I note that in the website version that you mention a small amount of salt is added to the water as well as the sodium bicarbonate.

  • This reply was modified 2 years, 6 months ago by  .
Post # 9
Member
281 posts
Helper bee
  • Wedding: August 2014

Supersleuth:  Sorry I spend 5 days a week correcting chemistry, it’s hard to turn off my teacher side.

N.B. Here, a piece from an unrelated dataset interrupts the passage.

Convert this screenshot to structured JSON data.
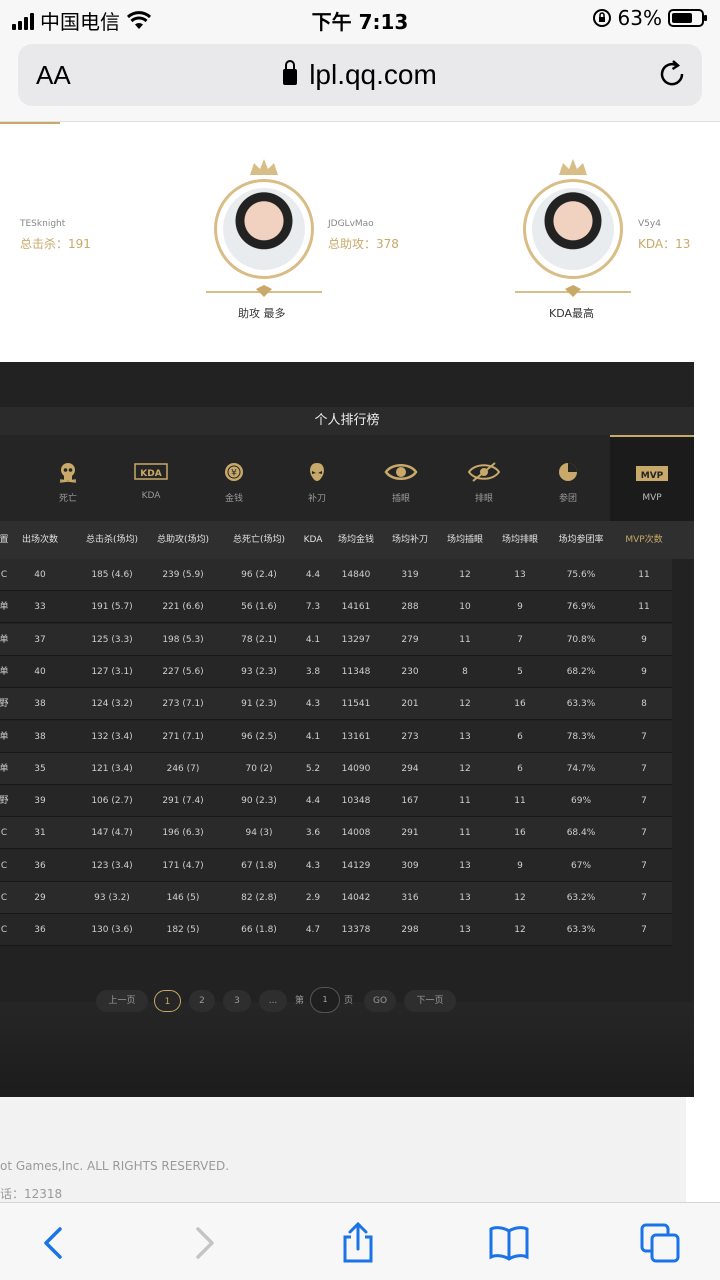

Salt is not really neccesary, it just add to the concentration of ions in the water, increasing the electrical conductivity of the water, speeding up the reaction but then any ions would do this (including adding more bicarb) Some people recommend vinegar instead of bicarb. Vineagar also contains ions.

Post # 10
Member
1110 posts
Bumble bee
  • Wedding: March 2014

I’d say just get some cheap silver polish to take the tarnish off and buff it up. With the paste you can avoid getting it on your CZ, which it would probably damage.

Post # 11
Member
2222 posts
Buzzing bee
  • Wedding: August 1987

yorkiemad00:  I had assumed that the tarnish was silver oxide rather than silver sulphide (sulfide).  ‘Stick’ is a bit of a loose term when it comes to reactions and bonding.  But you are absolutely right.  I need to be much more accurate in future.

However,  back to the original topic. The method’s a good one, particularly with intricate silver where cloths can’t reach.